Не соглашались и на это.
— Стрельцы — одинокие люди. А мы обсемьянились давно. Нам стрелецкого жалованья не хватит на прокорм семей. Да и военному делу смолоду не обучены, а ныне уж поздно.
— Стрелять-то небось умеете? — закричал уже воевода, догадавшийся наконец, что уговоры тут ни к чему не приведут.
— Стрелять мы умеем из лука только. Огнестрельного оружья в руках не держивали.
— Крамольники! Избылых самоядишек покрывать хотите? Я из вас вытряхну крамолу! Васька!
Появился служка с наглыми глазами и обычным вопросом:
— Звал, боярин?
— Приведи Ивашку Карнауха с тремя стрельцами. Да скажи, чтобы все с оружьем были. В темницу надо будет этих крамольников отвести да там пытать.
Повалились посадские в ноги воеводе: [- 41 -]
— Помилуй, батюшка боярин! За что на нас, холопей государевых, гневаешься?
Глух и нем остался воевода к мольбам посадских.
Прибежавшие стрельцы пинками подняли их и погнали в темницу.
Закрылась за вышедшими дверь съезжей избы — Лучка Макаров склонился перед воеводой в поясном поклоне:
— Разреши, боярин, слово молвить?
— Говори!
— Пытка, знамо дело, вынудит посадских на розыск избылых самоядцев пойти... Только так думаю своей глупой головой: пойти — пойдут, да на наши же головы — на осторожных людей — беду накличут...
— Каркай, каркай... Сказал — в бараний рог согну нехристей!
— Верю, боярин, — снова согнулся Лучка в поясном поклоне. — Не против того, чтобы попытать ослушников, только и за тебя, боярин, болею душой.
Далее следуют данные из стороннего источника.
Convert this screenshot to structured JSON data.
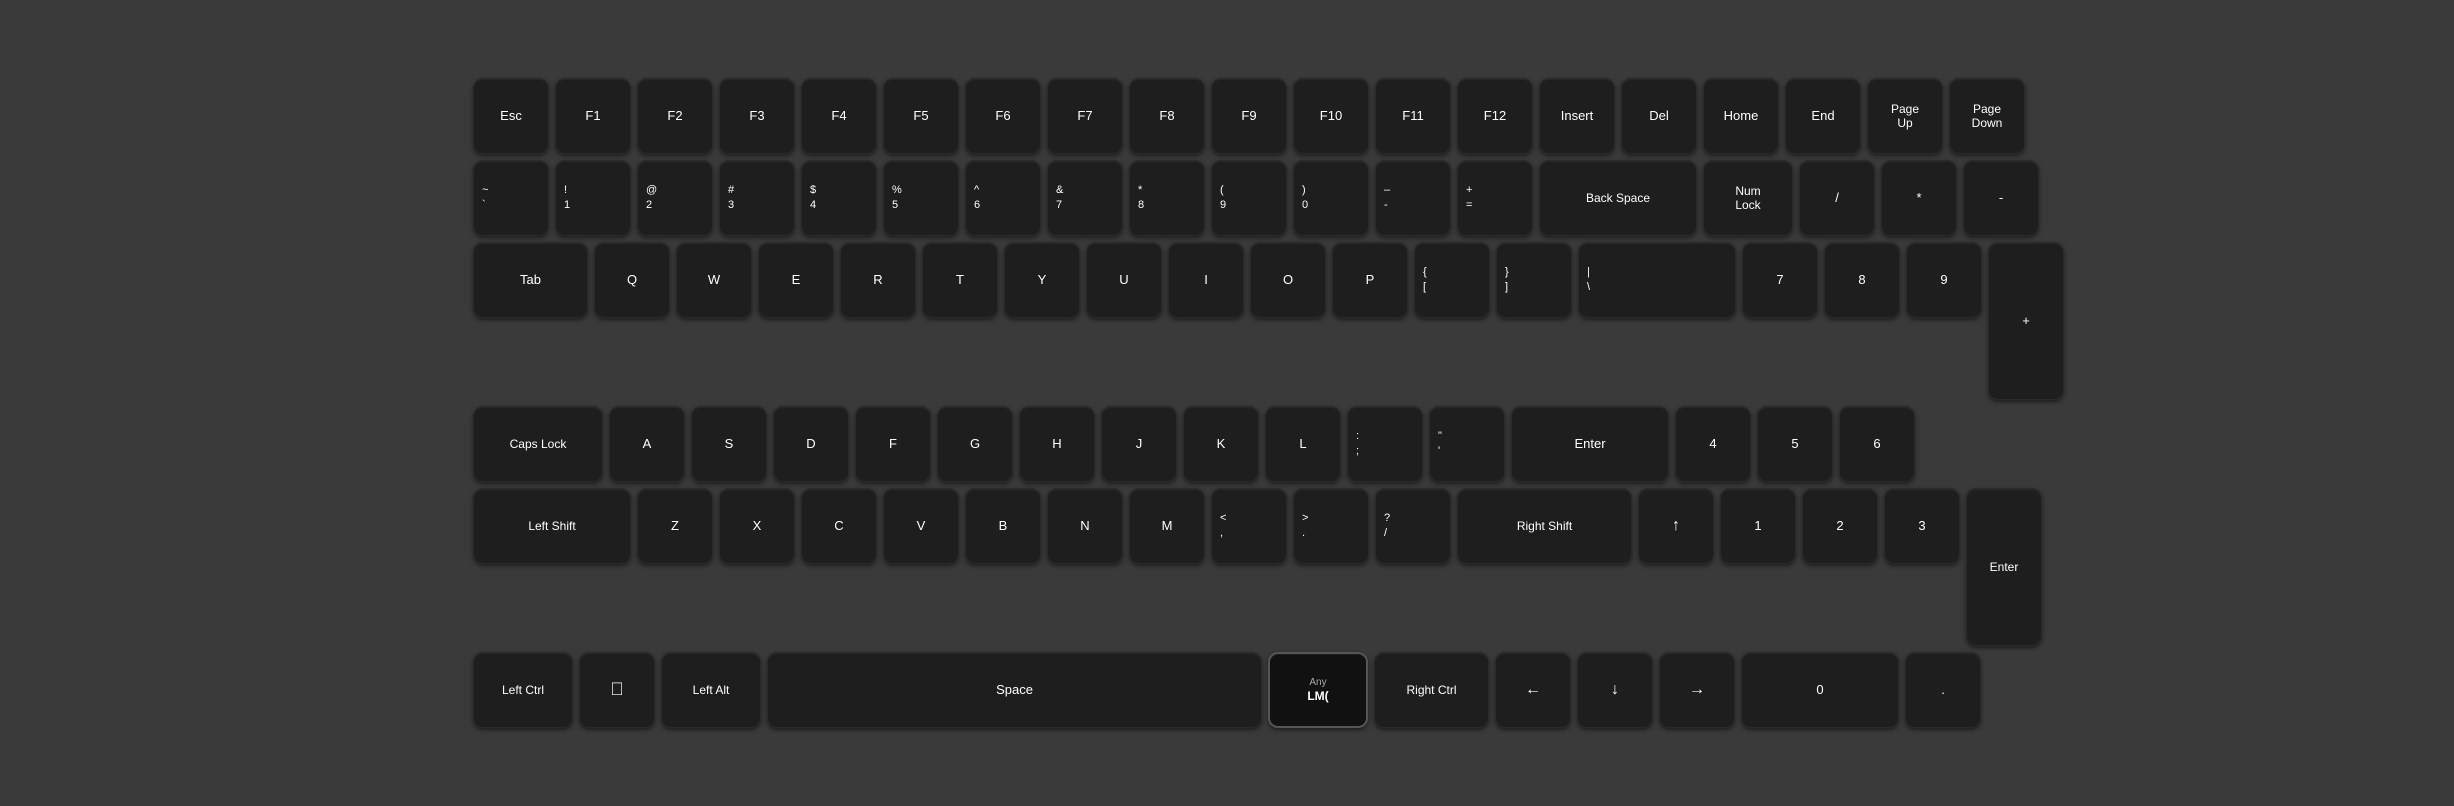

Не думаешь ли ты, боярин, что посадская голытьба избылых самоядишек в острог приведет только для ради того, чтобы избылые сняли твою голову с плеч?
— Что ты мелешь, дурак?! — вздрогнул воевода.
— Моя глупая голова в твоих руках, боярин. Только так думаю: свой своему — поневоле брат. И объясаченные самоядцы вступятся за избылых, а тогда...
— Что — тогда?
— От острога, да и от нас с тобой, боярин, только пепел останется...
Убежал воевода из съезжей в свои покои, две стопы меду выпил и тогда — к Лучке:
— Пошли кого-нибудь не то сам узнай, что сказали посадские после первой пытки?
Под пыткой все семеро твердили одно:
— Замучьте, а не можем в тундры да в леса идти — избылых самоядцев разыскивать. Потому как лютой смерти от их поганой руки боимся. Лучше уж умрем от руки человека православного, коли господу то угодно.